A lien issued in error of state law is repaid, but usually at a far lower interest rate than had the lien been valid.

====Popularity of tax lien sales====
The popularity of tax lien sales is driven, in large part, by the maximum rate of returns offered, which can be far higher than other investments, as well as the guarantee that the governmental entity, if the lien is redeemed, will repay the investor. Examples of such high returns include:
- Iowa, which offers a guaranteed 2% per month simple interest return (24% annual return)
- Florida, which offers a maximum annual return rate of 18% (with a guaranteed minimum 5% return on the original lien investment, regardless of time held and regardless of the original rate bid, except if the rate bid was 0%)
- Arizona, which offers a maximum annual return rate of 16%

The market in tax liens has been so popular that a number of major banks and hedge funds have invested large amounts of capital in it.

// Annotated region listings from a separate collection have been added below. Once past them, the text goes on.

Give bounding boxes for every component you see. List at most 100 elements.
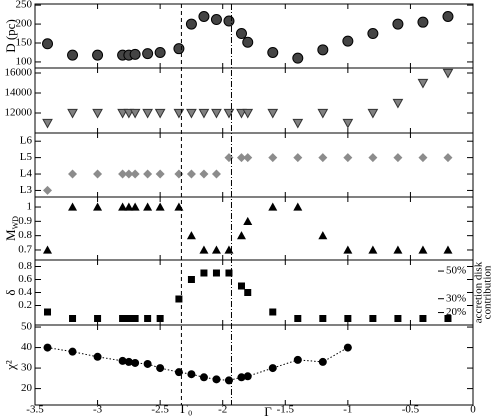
point bbox=[236, 153, 246, 163]
point bbox=[118, 202, 128, 211]
y-tick-label: 0.2 bbox=[18, 299, 32, 311]
point bbox=[244, 289, 252, 296]
point bbox=[269, 308, 277, 316]
point bbox=[143, 169, 153, 179]
point bbox=[318, 153, 328, 163]
point bbox=[93, 169, 103, 179]
point bbox=[199, 245, 209, 254]
point bbox=[68, 202, 78, 211]
point bbox=[186, 169, 196, 179]
y-axis-label: δ bbox=[3, 289, 18, 295]
point bbox=[156, 315, 164, 322]
point bbox=[129, 48, 141, 60]
point bbox=[442, 10, 454, 22]
x-tick-label: -1.5 bbox=[277, 404, 295, 416]
point bbox=[443, 153, 453, 163]
y-axis-label-subscript: WD bbox=[11, 216, 20, 230]
point bbox=[317, 44, 329, 56]
y-axis-label: MWD bbox=[3, 216, 20, 241]
x-tick-label: -2 bbox=[218, 404, 227, 416]
y-tick-label: L3 bbox=[20, 184, 33, 196]
y-tick-label: 100 bbox=[16, 55, 33, 67]
point bbox=[237, 282, 245, 290]
point bbox=[118, 169, 128, 179]
point bbox=[368, 153, 378, 163]
point bbox=[292, 118, 304, 129]
point bbox=[143, 202, 153, 211]
y-tick-label: 20 bbox=[21, 382, 33, 394]
y-tick-label: 50 bbox=[21, 321, 33, 333]
point bbox=[43, 185, 53, 195]
y-axis-label-main: M bbox=[3, 229, 18, 241]
point bbox=[212, 375, 221, 384]
y2-axis-label: accretion disk bbox=[473, 261, 485, 323]
point bbox=[156, 364, 165, 373]
point bbox=[417, 16, 429, 28]
point bbox=[93, 352, 102, 361]
point bbox=[131, 358, 140, 367]
point bbox=[185, 18, 197, 30]
point bbox=[225, 269, 233, 277]
point bbox=[393, 153, 403, 163]
point bbox=[174, 169, 184, 179]
y-axis-label: χ² bbox=[3, 360, 18, 371]
point bbox=[442, 68, 454, 79]
point bbox=[293, 153, 303, 163]
y-tick-label: 0.8 bbox=[18, 260, 32, 272]
point bbox=[223, 15, 235, 27]
point bbox=[344, 315, 352, 322]
point bbox=[267, 46, 279, 58]
point bbox=[155, 169, 165, 179]
point bbox=[343, 153, 353, 163]
y-tick-label: L5 bbox=[20, 151, 33, 163]
point bbox=[236, 231, 246, 240]
point bbox=[418, 153, 428, 163]
point bbox=[43, 245, 53, 254]
point bbox=[368, 245, 378, 254]
point bbox=[67, 49, 79, 61]
point bbox=[144, 315, 152, 322]
point bbox=[119, 315, 127, 322]
point bbox=[418, 245, 428, 254]
point bbox=[342, 35, 354, 47]
y-tick-label: 1 bbox=[27, 201, 33, 213]
point bbox=[198, 10, 210, 22]
point bbox=[367, 28, 379, 40]
point bbox=[419, 315, 427, 322]
point bbox=[42, 118, 53, 129]
x-tick-label: -1 bbox=[343, 404, 352, 416]
point bbox=[67, 108, 78, 119]
point bbox=[210, 14, 222, 26]
point bbox=[118, 356, 127, 365]
y-tick-label: 200 bbox=[16, 18, 33, 30]
point bbox=[444, 315, 452, 322]
point bbox=[43, 343, 52, 352]
y-tick-label: 0.6 bbox=[18, 273, 32, 285]
y-tick-label: 250 bbox=[16, 0, 33, 11]
point bbox=[154, 46, 166, 58]
point bbox=[211, 245, 221, 254]
reference-label: Γ₀ bbox=[180, 401, 192, 416]
point bbox=[237, 373, 246, 382]
point bbox=[293, 355, 302, 364]
point bbox=[369, 315, 377, 322]
point bbox=[342, 118, 354, 129]
point bbox=[124, 169, 134, 179]
point bbox=[243, 216, 253, 225]
point bbox=[343, 245, 353, 254]
point bbox=[198, 108, 210, 119]
point bbox=[293, 202, 303, 211]
y-tick-label: 14000 bbox=[5, 87, 33, 99]
point bbox=[443, 245, 453, 254]
point bbox=[124, 202, 134, 211]
point bbox=[155, 202, 165, 211]
point bbox=[187, 370, 196, 379]
x-tick-label: -0.5 bbox=[402, 404, 420, 416]
point bbox=[117, 108, 128, 119]
point bbox=[68, 169, 78, 179]
point bbox=[394, 315, 402, 322]
y-tick-label: 30 bbox=[21, 362, 33, 374]
point bbox=[173, 43, 185, 55]
panel-frame bbox=[34, 324, 474, 406]
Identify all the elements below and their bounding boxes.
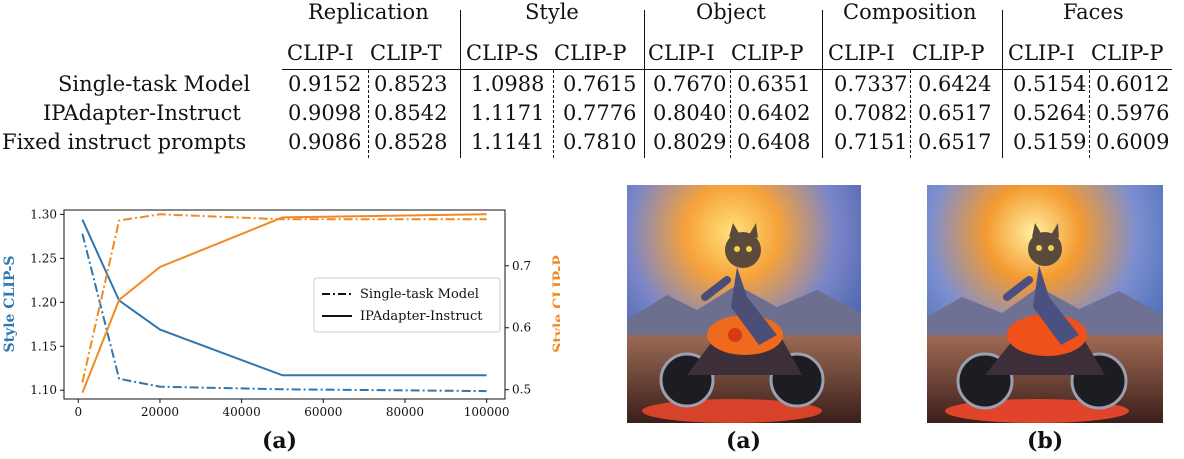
x-tick-label: 0 xyxy=(74,405,82,419)
series-line-left-single-task-model xyxy=(81,233,487,393)
chart-caption: (a) xyxy=(262,428,298,454)
table-cell: 0.7810 xyxy=(563,130,637,154)
table-cell: 0.8040 xyxy=(653,101,727,125)
x-tick-label: 60000 xyxy=(304,405,342,419)
header-rule xyxy=(282,69,1172,70)
series-line-left-ipadapter-instruct xyxy=(81,219,487,377)
subheader: CLIP-I xyxy=(648,41,715,65)
cat-motorcycle-image-a xyxy=(627,185,861,423)
x-tick-label: 100000 xyxy=(464,405,510,419)
group-header-style: Style xyxy=(525,0,579,24)
subheader: CLIP-I xyxy=(287,41,354,65)
chart-legend: Single-task Model IPAdapter-Instruct xyxy=(313,277,501,333)
results-table: Replication Style Object Composition Fac… xyxy=(0,0,1184,165)
row-label: Single-task Model xyxy=(58,72,251,96)
table-cell: 1.1141 xyxy=(471,130,545,154)
table-cell: 0.5264 xyxy=(1013,101,1087,125)
generated-image-b xyxy=(927,185,1163,423)
series-line-right-single-task-model xyxy=(81,213,487,383)
y-tick-label-left: 1.20 xyxy=(30,295,57,309)
table-cell: 1.0988 xyxy=(471,72,545,96)
group-separator xyxy=(460,10,461,158)
table-cell: 0.9152 xyxy=(288,72,362,96)
group-separator xyxy=(644,10,645,158)
table-cell: 0.6402 xyxy=(737,101,811,125)
group-header-composition: Composition xyxy=(843,0,977,24)
column-separator xyxy=(730,70,731,158)
legend-label: IPAdapter-Instruct xyxy=(360,309,483,324)
y-tick-label-left: 1.10 xyxy=(30,383,57,397)
table-cell: 0.5976 xyxy=(1096,101,1170,125)
table-cell: 0.8523 xyxy=(374,72,448,96)
table-cell: 0.7776 xyxy=(563,101,637,125)
table-cell: 1.1171 xyxy=(471,101,545,125)
cat-motorcycle-image-b xyxy=(927,185,1163,423)
table-cell: 0.7670 xyxy=(653,72,727,96)
y-tick-label-right: 0.7 xyxy=(512,259,531,273)
table-cell: 0.9098 xyxy=(288,101,362,125)
table-cell: 0.6424 xyxy=(918,72,992,96)
column-separator xyxy=(910,70,911,158)
subheader: CLIP-T xyxy=(370,41,442,65)
table-cell: 0.8528 xyxy=(374,130,448,154)
table-cell: 0.8029 xyxy=(653,130,727,154)
table-cell: 0.6351 xyxy=(737,72,811,96)
y-axis-label-right: Style CLIP-P xyxy=(551,255,560,353)
table-cell: 0.6517 xyxy=(918,101,992,125)
y-tick-label-left: 1.30 xyxy=(30,207,57,221)
subheader: CLIP-P xyxy=(912,41,985,65)
plot-frame xyxy=(63,209,506,400)
y-tick-label-left: 1.25 xyxy=(30,251,57,265)
table-cell: 0.7151 xyxy=(834,130,908,154)
y-tick-label-right: 0.5 xyxy=(512,383,531,397)
subheader: CLIP-S xyxy=(466,41,539,65)
table-cell: 0.6517 xyxy=(918,130,992,154)
table-cell: 0.5159 xyxy=(1013,130,1087,154)
subheader: CLIP-P xyxy=(554,41,627,65)
group-separator xyxy=(822,10,823,158)
y-tick-label-right: 0.6 xyxy=(512,321,531,335)
x-tick-label: 40000 xyxy=(223,405,261,419)
group-header-faces: Faces xyxy=(1063,0,1124,24)
y-axis-label-left: Style CLIP-S xyxy=(2,255,18,352)
group-header-replication: Replication xyxy=(308,0,429,24)
y-tick-label-left: 1.15 xyxy=(30,339,57,353)
table-cell: 0.6408 xyxy=(737,130,811,154)
subheader: CLIP-P xyxy=(731,41,804,65)
clip-scores-chart: 0 20000 40000 60000 80000 100000 1.10 1.15 1.20 1… xyxy=(2,207,560,419)
image-a-caption: (a) xyxy=(726,428,762,454)
group-separator xyxy=(1002,10,1003,158)
series-line-right-ipadapter-instruct xyxy=(81,213,487,394)
table-cell: 0.7615 xyxy=(563,72,637,96)
table-cell: 0.8542 xyxy=(374,101,448,125)
column-separator xyxy=(1089,70,1090,158)
row-label: IPAdapter-Instruct xyxy=(43,101,241,125)
table-cell: 0.7337 xyxy=(834,72,908,96)
column-separator xyxy=(368,70,369,158)
image-b-caption: (b) xyxy=(1027,428,1064,454)
legend-label: Single-task Model xyxy=(360,287,479,302)
table-cell: 0.7082 xyxy=(834,101,908,125)
subheader: CLIP-I xyxy=(828,41,895,65)
table-cell: 0.6012 xyxy=(1096,72,1170,96)
row-label: Fixed instruct prompts xyxy=(2,130,247,154)
table-cell: 0.6009 xyxy=(1096,130,1170,154)
x-tick-label: 20000 xyxy=(141,405,179,419)
subheader: CLIP-I xyxy=(1008,41,1075,65)
generated-image-a xyxy=(627,185,861,423)
table-cell: 0.5154 xyxy=(1013,72,1087,96)
x-tick-label: 80000 xyxy=(386,405,424,419)
column-separator xyxy=(553,70,554,158)
group-header-object: Object xyxy=(696,0,766,24)
table-cell: 0.9086 xyxy=(288,130,362,154)
subheader: CLIP-P xyxy=(1091,41,1164,65)
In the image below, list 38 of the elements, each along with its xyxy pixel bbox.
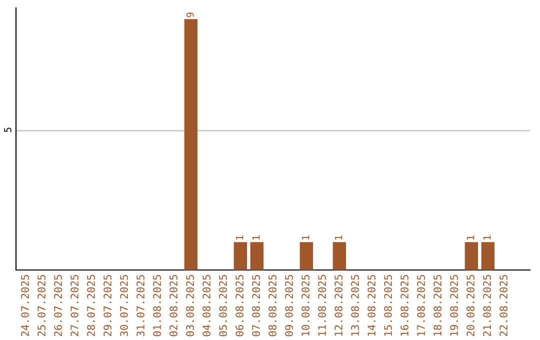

====Pitfalls of tax lien investing====
Although the rates of return are promising, there are several pitfalls which must be taken into account before investing:

- Some jurisdictions require a large deposit at the outset of the sale, regardless of how many certificates are to be purchased or their value.
- Payment is usually required at purchase or within a very short time afterward (often no more than 24–72 hours). Failure to pay the full amount results in all lien certificates purchased by the investor being cancelled, and may result in the investor losing his/her deposit and/or being barred from future sales.
- In many states, further actions must be taken to protect the lien holder's rights after purchase of a lien, which require additional costs beyond the original investment (and the costs may or may not be repaid upon redemption). In addition, the actions must be performed within a certain period of time and in strict accordance with legal requirements; failure to comply exactly with such requirements may make the lien worthless and the investment lost.
- In "bid down the interest" jurisdictions, valuable properties are usually bid to the lowest rate possible greater than zero percent. Similarly, in "premium" states, valuable properties are bid up above the means of an average investor, and further, depending on the jurisdiction, the premium may not be repaid.
- Unlike a certificate of deposit, tax liens are illiquid. They cannot be "cashed in" (resold to the taxing authority), but must be held until either they are repaid or the holder takes action to foreclose. (It is possible to sell or assign one's interest in a tax lien to another party; such transfers usually require a fee to do so. However, the acquiring party may or may not wish to purchase the lien for the original amount.)
- Though touted as a means of obtaining property at very low cost, in practice liens are nearly always paid off prior to the auction date, and in those cases where the property is placed for auction, it is usually sold at a higher price than the original minimum bid of the lien, accrued interest, and costs of sale.
- As with tax deed sales, title to property is obtained via a form of quitclaim deed, thus requiring further action to quiet title.
- As with tax deed sales, a property obtained via tax lien may still be subject to other liens and assessments on the property which are not extinguished at sale, which (along with any accrued interest) can, in some instances, exceed the value of the property itself, making it virtually worthless.